Feel Good Climate Story of the Day

Prepare to make your morning coffee with the tears of climatistas:

Ice core samples melt in freezer malfunction

Important ice samples from the Canadian Arctic were lost earlier this month when a freezer malfunctioned in a University of Alberta lab.

The loss of the millennia-old ice cores could throw a wrench into research about how atmospheric changes have affected the climate and how they could affect the Earth’s future.

The April 2 failure at the Canadian Ice Core Archive melted 180 cylindrical samples collected by government scientists since the mid-1970s, said archive director Martin Sharp. The lost pieces accounted for about 12 percent of the entire collection.

“For anybody who has an ice core collection, melting is a perennial fear, and you don’t find out that it’s happened until too late,” Sharp said.

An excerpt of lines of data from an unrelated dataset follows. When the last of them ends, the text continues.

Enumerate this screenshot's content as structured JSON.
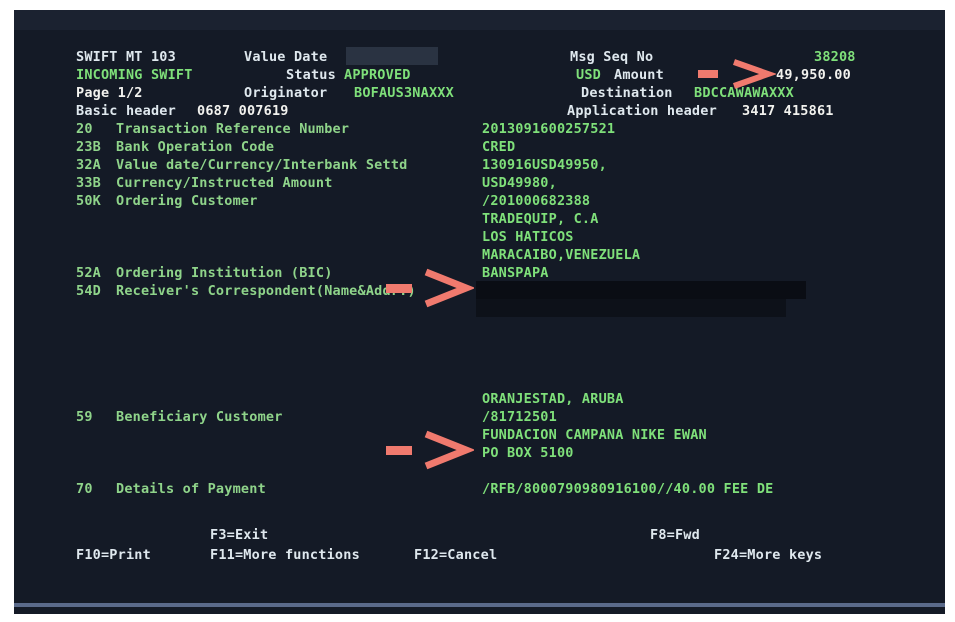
{
  "header": {
    "message_type": "SWIFT MT 103",
    "value_date_label": "Value Date",
    "value_date": "",
    "msg_seq_label": "Msg Seq No",
    "msg_seq": "38208",
    "incoming": "INCOMING SWIFT",
    "status_label": "Status",
    "status_value": "APPROVED",
    "currency_label": "USD",
    "amount_label": "Amount",
    "amount_value": "49,950.00",
    "page": "Page 1/2",
    "originator_label": "Originator",
    "originator_value": "BOFAUS3NAXXX",
    "destination_label": "Destination",
    "destination_value": "BDCCAWAWAXXX",
    "basic_header_label": "Basic header",
    "basic_header_value": "0687 007619",
    "app_header_label": "Application header",
    "app_header_value": "3417 415861"
  },
  "fields": [
    {
      "tag": "20",
      "name": "Transaction Reference Number",
      "value": "2013091600257521"
    },
    {
      "tag": "23B",
      "name": "Bank Operation Code",
      "value": "CRED"
    },
    {
      "tag": "32A",
      "name": "Value date/Currency/Interbank Settd",
      "value": "130916USD49950,"
    },
    {
      "tag": "33B",
      "name": "Currency/Instructed Amount",
      "value": "USD49980,"
    },
    {
      "tag": "50K",
      "name": "Ordering Customer",
      "value": "/201000682388"
    },
    {
      "tag": "",
      "name": "",
      "value": "TRADEQUIP, C.A"
    },
    {
      "tag": "",
      "name": "",
      "value": "LOS HATICOS"
    },
    {
      "tag": "",
      "name": "",
      "value": "MARACAIBO,VENEZUELA"
    },
    {
      "tag": "52A",
      "name": "Ordering Institution (BIC)",
      "value": "BANSPAPA"
    },
    {
      "tag": "54D",
      "name": "Receiver's Correspondent(Name&Addr.)",
      "value": ""
    },
    {
      "tag": "",
      "name": "",
      "value": ""
    },
    {
      "tag": "",
      "name": "",
      "value": "ORANJESTAD, ARUBA"
    },
    {
      "tag": "59",
      "name": "Beneficiary Customer",
      "value": "/81712501"
    },
    {
      "tag": "",
      "name": "",
      "value": "FUNDACION CAMPANA NIKE EWAN"
    },
    {
      "tag": "",
      "name": "",
      "value": "PO BOX 5100"
    },
    {
      "tag": "70",
      "name": "Details of Payment",
      "value": "/RFB/8000790980916100//40.00 FEE DE"
    }
  ],
  "function_keys": {
    "f3": "F3=Exit",
    "f8": "F8=Fwd",
    "f10": "F10=Print",
    "f11": "F11=More functions",
    "f12": "F12=Cancel",
    "f24": "F24=More keys"
  },
  "colors": {
    "background": "#141a26",
    "field_text": "#7fe07a",
    "highlight_text": "#f2f2ee",
    "annotation_arrow": "#f07a6e"
  }
}
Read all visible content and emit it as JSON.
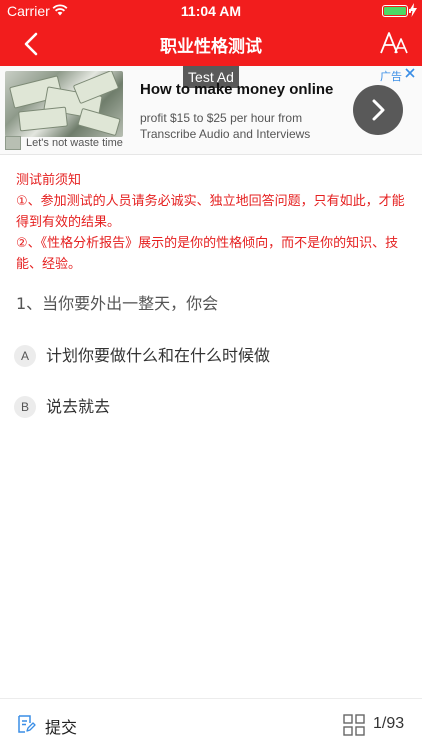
{
  "status_bar": {
    "carrier": "Carrier",
    "time": "11:04 AM",
    "battery_color": "#4cd964"
  },
  "nav": {
    "title": "职业性格测试",
    "back_icon": "chevron-left-icon",
    "font_size_icon": "font-size-icon",
    "background_color": "#f21d1d"
  },
  "ad": {
    "tag": "Test Ad",
    "headline": "How to make money online",
    "description": "profit $15 to $25 per hour from Transcribe Audio and Interviews",
    "tagline": "Let's not waste time",
    "badge": "广告",
    "close_icon": "close-icon",
    "arrow_icon": "chevron-right-icon"
  },
  "notice": {
    "title": "测试前须知",
    "items": [
      "①、参加测试的人员请务必诚实、独立地回答问题，只有如此，才能得到有效的结果。",
      "②、《性格分析报告》展示的是你的性格倾向，而不是你的知识、技能、经验。"
    ],
    "color": "#e52020"
  },
  "question": {
    "text": "1、当你要外出一整天，你会",
    "options": [
      {
        "letter": "A",
        "text": "计划你要做什么和在什么时候做"
      },
      {
        "letter": "B",
        "text": "说去就去"
      }
    ]
  },
  "bottom_bar": {
    "submit_label": "提交",
    "page_count": "1/93",
    "submit_icon": "note-icon",
    "grid_icon": "grid-icon"
  }
}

The archive has been used in the past to help with research about climate history and atmospheric pollution, but the ice samples could potentially be used for future research about specific weather events or sea ice variability.

Sharp said he does not know if he and other researchers will be able to go back to the Arctic to replace the lost samples.

“Some of these ice caps are disappearing, and we’re going to lose this record, in some cases sooner rather than later,” he said.

The freezers probably didn’t rely on enough renewables. But not to worry: I’m sure Michael Mann can fashion a reconstruction of the ice.